"By-the-bye, she is coming to see you soon, is she not?" said Mr. Furnivale. "She is, as of course you know, an old friend of ours, and she writes often to ask how Cecy is. And in her last letter she said she hoped to come to see you soon."

"I have not heard anything decided about it," replied Mrs. Vincent. "I had begun to think she would not come this year—she was speaking of going to some seaside place."

"Ah, but I rather think she has changed her mind, then," said Mr. Furnivale, and then he went on to talk of something else to him of more importance. But poor Mrs. Vincent was really troubled.

"I should not mind Edith herself coming," she said to herself. "She is really good and kind, and I think I could make her understand how cruel it is to spoil Rosy. But it is the maid—that Nelson—I cannot like or trust her, and I believe she did Rosy more harm than all her aunt's over-indulgence. And Edith is so fond of her; I cannot say anything against her," for Miss Vincent was an invalid, and very dependent on this maid.

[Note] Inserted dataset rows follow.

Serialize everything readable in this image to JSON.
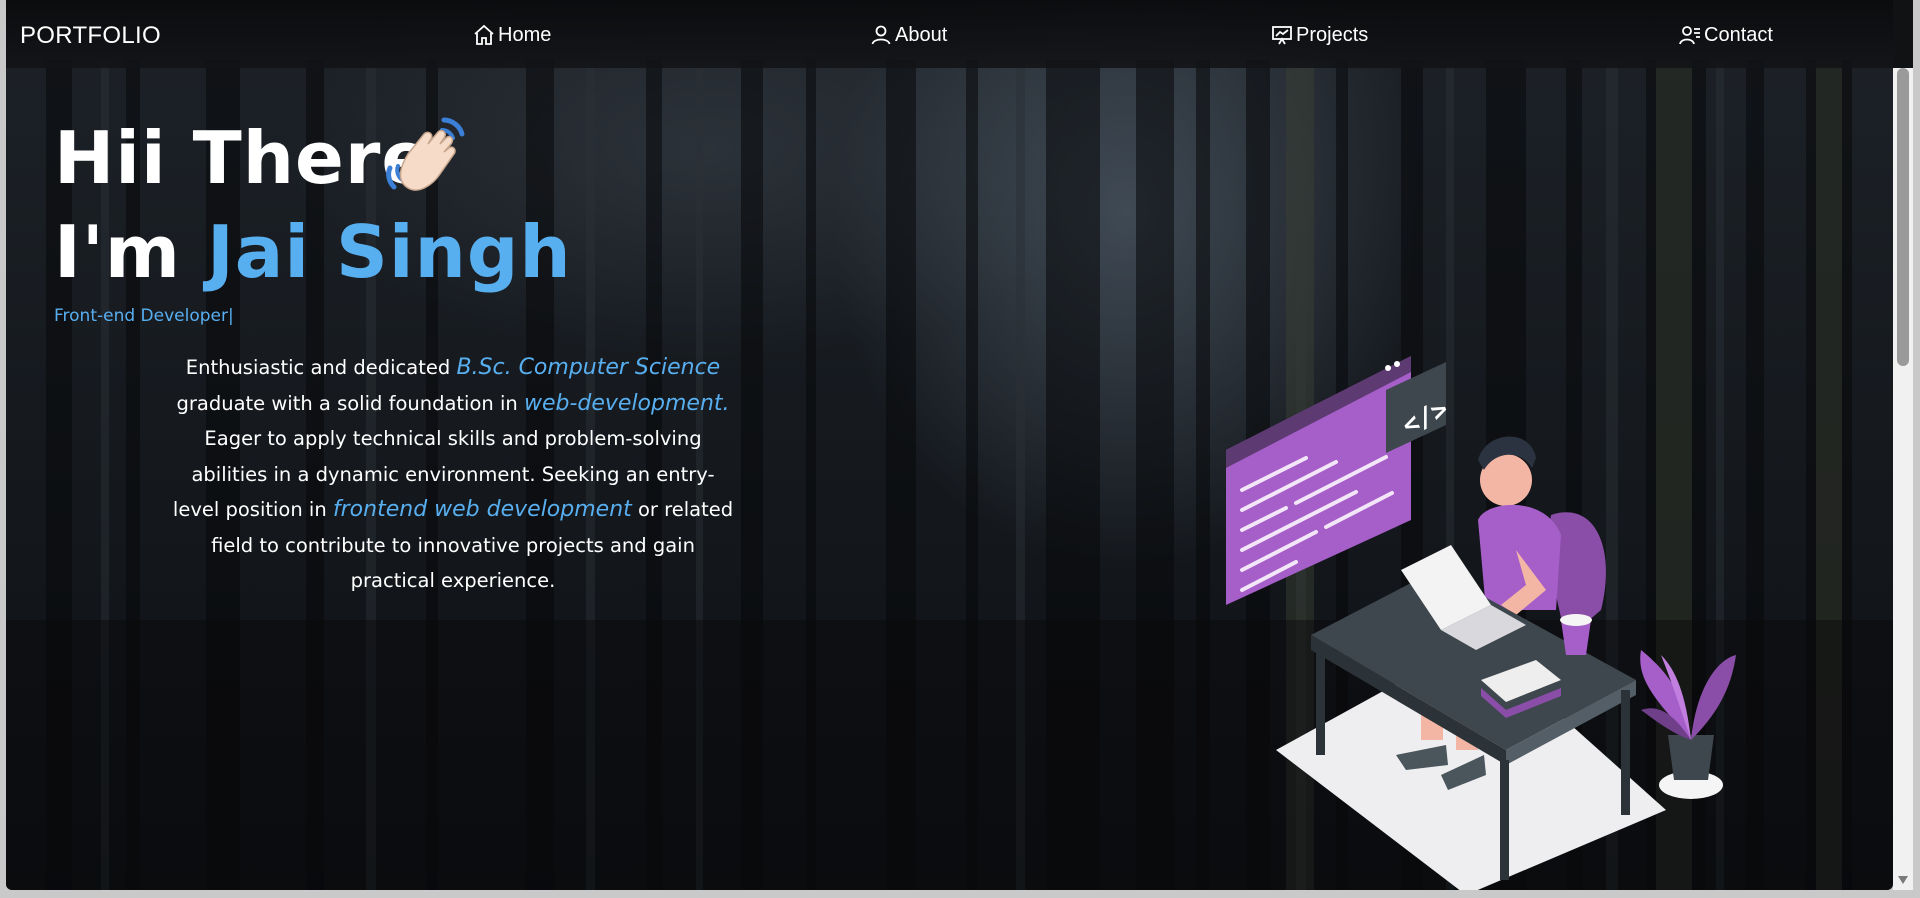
{
  "navbar": {
    "brand": "PORTFOLIO",
    "items": [
      {
        "label": "Home",
        "icon": "home-icon"
      },
      {
        "label": "About",
        "icon": "user-icon"
      },
      {
        "label": "Projects",
        "icon": "presentation-chart-icon"
      },
      {
        "label": "Contact",
        "icon": "user-contact-icon"
      }
    ]
  },
  "hero": {
    "greeting": "Hii There",
    "greeting_emoji": "waving-hand-icon",
    "intro_prefix": "I'm",
    "name": "Jai Singh",
    "role": "Front-end Developer",
    "role_cursor": "|",
    "bio": {
      "t1": "Enthusiastic and dedicated ",
      "h1": "B.Sc. Computer Science",
      "t2": " graduate with a solid foundation in ",
      "h2": "web-development.",
      "t3": " Eager to apply technical skills and problem-solving abilities in a dynamic environment. Seeking an entry-level position in ",
      "h3": "frontend web development",
      "t4": " or related field to contribute to innovative projects and gain practical experience."
    }
  },
  "colors": {
    "accent": "#58aff0",
    "text": "#ffffff",
    "navbar_bg": "#0b0c0e",
    "illustration_purple": "#a65fc9"
  }
}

Little Beata noticed that during luncheon Rosy's mother looked troubled, and it made her feel sorry. Rosy perhaps would have noticed it too, had she not been so very much taken up with her own fancied troubles. She was running full-speed into one of her cross jealous moods, and everything that was said or done, she took the wrong way. Her father helped Bee before her—that, she could not but allow was right, as Bee was a guest—but now it seemed to her that he chose the nicest bits for Bee, with a care he never showed in helping her. Rosy was not the least greedy—she would have been ready and pleased to give away anything, so long as she got the credit of it, and was praised and thanked, but to be treated second-best in the way in which she chose to imagine she was being treated—that, she could not and would not stand. She sat through luncheon with a black look on her pretty face; so that Mr. Furnivale, whom she was beside, found her much less pleasant to talk to than Bee opposite, though Bee herself was less bright and merry than usual.

Mrs. Vincent felt glad that no more was said about Aunt Edith's coming. She felt that she did not wish Rosy to hear of it, and yet she did not like to ask Mr. Furnivale not to mention it, as it seemed ungrateful to think or speak of a visit from Miss Vincent except with pleasure. After luncheon, when they were again in the drawing-room, Mr. Furnivale came up to her with a small parcel in his hand.

"I am so sorry," he began, with a little hesitation, "I am so sorry that I did not know Beata Warwick was with you. Cecy had no idea of it, and she begged me to give your little girl this present we bought for her in Venice, and now I don't half like giving it to the one little woman when I have nothing for the other."

He opened the parcel as he spoke; it contained a quaint-looking little box, which in its turn, when opened, showed a necklace of glass beads of every imaginable colour. They were not very large—each bead perhaps about the size of a pea—of a large pea, that is to say. And some of them were long, not thicker, but twice as long as the others. I can scarcely tell you how pretty they were. Every one was different, and they were beautifully arranged so that the colours came together in the prettiest possible way. One was pale blue with little tiny flowers, pink or rose-coloured raised upon it; one was white with a sort of rainbow glistening of every colour through it; two or three were black, but with a different tracery, gold or red or bright green, on each; and some were a kind of mixture of colours and patterns which seemed to change as you looked at them, so that you could fancy you saw flowers, or figures, or tiny landscapes even, which again disappeared—and no two the same.

"Oh how lovely," exclaimed Rosy's mother, "how very, very pretty."

"Yes," said Mr. Furnivale, "they are pretty. And they are now rare. These are really old, and the imitation ones, which they make in plenty, are not half so curious. Cecy thought they would take a child's fancy."